Ahead of the anticipated launch of the MegaETH Ethereum Layer 2 next month, protocol co-founder Namik Muduroglu is clarifying some aspects of the MEGA token release schedule, noting that over half of the token’s 10 billion total supply will only hit the market as “major milestones for the protocol are achieved.”
“Over half of the MEGA supply will go to high conviction holders as major milestones for the protocol are achieved,” Muduroglu said on X, when “(re)introducing” the protocol’s Key Performance Indicators (KPIs) rewards. “This means supply unlocks are a function of success, not time.”
According to Muduroglu, there are four main KPIs: ecosystem growth (measured by MegaETH’s total value locked and USDM stablecoin supply), MegaETH decentralization (following Vitalik Buterin’s standardized “stage” model for Layer 2s), performance (“increase bandwidth reduce latency”), and Ethereum decentralization.
The move is meant to address long-standing concerns over “low float / high FDV” tokenomics, which tend to dilute token holders as vesting cliffs are reached.
Instead of using a time-based unlock schedule, token rewards will be distributed “to holders who have elected to lock their MEGA” as these KPIs are achieved, Muduroglu said. “The outcome of KPI rewards is that supply enters the market as a function of success, as determined by KPIs, rather than time.
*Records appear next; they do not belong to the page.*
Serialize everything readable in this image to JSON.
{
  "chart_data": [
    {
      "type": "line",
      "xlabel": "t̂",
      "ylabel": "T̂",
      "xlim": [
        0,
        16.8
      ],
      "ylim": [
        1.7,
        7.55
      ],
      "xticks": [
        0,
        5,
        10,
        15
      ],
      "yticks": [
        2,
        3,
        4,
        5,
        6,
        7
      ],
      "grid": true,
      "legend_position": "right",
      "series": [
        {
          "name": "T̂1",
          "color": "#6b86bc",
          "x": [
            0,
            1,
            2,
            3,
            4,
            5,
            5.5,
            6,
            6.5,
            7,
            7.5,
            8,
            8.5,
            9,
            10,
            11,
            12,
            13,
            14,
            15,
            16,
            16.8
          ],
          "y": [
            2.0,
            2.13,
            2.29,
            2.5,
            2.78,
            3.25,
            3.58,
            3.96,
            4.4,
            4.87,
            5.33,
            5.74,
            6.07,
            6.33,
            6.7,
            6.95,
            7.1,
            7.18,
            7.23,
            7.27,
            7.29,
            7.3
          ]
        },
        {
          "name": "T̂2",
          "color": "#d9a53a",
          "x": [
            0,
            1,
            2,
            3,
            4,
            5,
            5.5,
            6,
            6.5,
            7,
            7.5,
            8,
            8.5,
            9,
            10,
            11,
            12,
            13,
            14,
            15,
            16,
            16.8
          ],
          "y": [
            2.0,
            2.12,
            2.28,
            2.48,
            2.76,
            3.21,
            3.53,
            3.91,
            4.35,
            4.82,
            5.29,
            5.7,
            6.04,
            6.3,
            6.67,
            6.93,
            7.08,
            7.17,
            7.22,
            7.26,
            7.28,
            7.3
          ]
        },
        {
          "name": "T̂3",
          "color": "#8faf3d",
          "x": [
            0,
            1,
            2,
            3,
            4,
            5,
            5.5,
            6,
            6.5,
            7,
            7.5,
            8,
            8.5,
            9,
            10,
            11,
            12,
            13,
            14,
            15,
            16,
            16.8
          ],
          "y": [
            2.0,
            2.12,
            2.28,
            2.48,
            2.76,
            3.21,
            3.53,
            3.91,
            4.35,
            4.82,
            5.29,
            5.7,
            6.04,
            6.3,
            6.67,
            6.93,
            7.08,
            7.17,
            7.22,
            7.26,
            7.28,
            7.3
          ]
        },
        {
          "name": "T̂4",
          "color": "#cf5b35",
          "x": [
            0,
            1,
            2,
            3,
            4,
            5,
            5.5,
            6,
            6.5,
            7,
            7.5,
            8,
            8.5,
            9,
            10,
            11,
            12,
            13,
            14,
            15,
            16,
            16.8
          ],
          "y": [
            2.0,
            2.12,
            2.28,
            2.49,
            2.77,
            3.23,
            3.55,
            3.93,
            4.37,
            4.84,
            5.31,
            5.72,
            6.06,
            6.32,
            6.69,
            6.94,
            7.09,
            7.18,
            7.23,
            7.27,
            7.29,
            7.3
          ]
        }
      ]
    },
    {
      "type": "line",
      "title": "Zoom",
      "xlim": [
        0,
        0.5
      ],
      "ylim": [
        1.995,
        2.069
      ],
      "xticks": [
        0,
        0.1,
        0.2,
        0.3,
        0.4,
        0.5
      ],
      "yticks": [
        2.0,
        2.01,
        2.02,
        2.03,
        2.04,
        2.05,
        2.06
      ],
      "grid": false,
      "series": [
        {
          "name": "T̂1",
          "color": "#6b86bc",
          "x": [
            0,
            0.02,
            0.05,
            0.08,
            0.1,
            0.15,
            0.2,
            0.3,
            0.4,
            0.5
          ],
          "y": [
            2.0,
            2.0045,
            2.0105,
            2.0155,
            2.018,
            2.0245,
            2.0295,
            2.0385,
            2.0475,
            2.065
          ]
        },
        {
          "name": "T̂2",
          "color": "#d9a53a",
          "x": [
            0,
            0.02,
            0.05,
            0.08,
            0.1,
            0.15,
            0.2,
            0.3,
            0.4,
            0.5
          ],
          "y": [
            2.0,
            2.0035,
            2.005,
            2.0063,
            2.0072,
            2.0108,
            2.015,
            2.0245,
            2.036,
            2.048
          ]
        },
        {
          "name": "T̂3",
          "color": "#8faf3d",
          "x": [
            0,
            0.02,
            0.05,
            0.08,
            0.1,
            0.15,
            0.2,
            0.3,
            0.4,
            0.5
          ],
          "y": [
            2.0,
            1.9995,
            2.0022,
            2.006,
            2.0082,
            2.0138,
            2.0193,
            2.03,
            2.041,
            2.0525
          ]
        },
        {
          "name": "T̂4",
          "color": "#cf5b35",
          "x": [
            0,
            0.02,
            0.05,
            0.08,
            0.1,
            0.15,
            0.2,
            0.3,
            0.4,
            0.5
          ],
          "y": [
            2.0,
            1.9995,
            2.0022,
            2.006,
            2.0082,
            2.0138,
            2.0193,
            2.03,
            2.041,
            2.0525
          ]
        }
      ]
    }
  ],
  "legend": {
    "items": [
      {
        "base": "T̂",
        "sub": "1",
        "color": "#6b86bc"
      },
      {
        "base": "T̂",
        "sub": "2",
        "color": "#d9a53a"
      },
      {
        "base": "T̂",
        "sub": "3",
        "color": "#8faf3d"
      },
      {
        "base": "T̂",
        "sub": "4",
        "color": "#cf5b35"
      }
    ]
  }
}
The tokens land in the hands of those with the most conviction in the project.”
Muduroglu told The Block the MegaETH Foundation worked with growthepie, an open crypto analytics platform, “on a few KPIs which we think make sense for the first round of the program.”
“The naive hope actually is that the economic incentive for those goals will help them contribute towards it,” Muduroglu said, when asked how Ethereum’s decentralization KPIs will impact MEGA stakers.
These goals include milestones around Ethereum’s private order flow, client diversity, and block-building concentration, Muduroglu offered as examples.
MEGA tokenomics
According to the project’s tokenomics, MEGA will be capped at a 10 billion total supply. About 15% was set aside for a public sale and Echo crowdfunding, with an additional 14.7% allocated to MegaETH’s venture capitalist investors, 9.5% for the team and advisors, and 7.5% for the foundation’s funding.
According to MegaETH’s website, accredited investors in the project have a mandatory year lock-up with a 10% discount, though the lock-up is “optional for non-US participants.”
When first announced, MegaETH’s tokenomics earmarked a heavy allocation of just over 53% for KPI staking rewards, meant to bootstrap onchain activity. Muduroglu noted on Thursday that if MegaETH fails to achieve its KPIs, the tokens will be locked, with the potential for a future voting mechanism to determine what happens to them.
Expected to launch on Feb. 9, MegaETH is pitched as a high-throughput, monolithic scaling layer for Ethereum, capable of reaching “100,000 transactions per second.” The project has reached support from Ethereum co-founders Vitalik Buterin and Joe Lubin, as well as prominent developers like EigenCloud’s Sreeram Kannan and Helius’s Mert Mumtaz, among others.
The project raised $20 million in a seed round led by Dragonfly in 2024 and launched an oversubscribed initial coin offering last year.
MEGA synthetic token futures are trading hands at about $0.18 on Hyperliquid at publication time, largely in line with where it’s been all week, but down from an all-time high of $0.50 in November.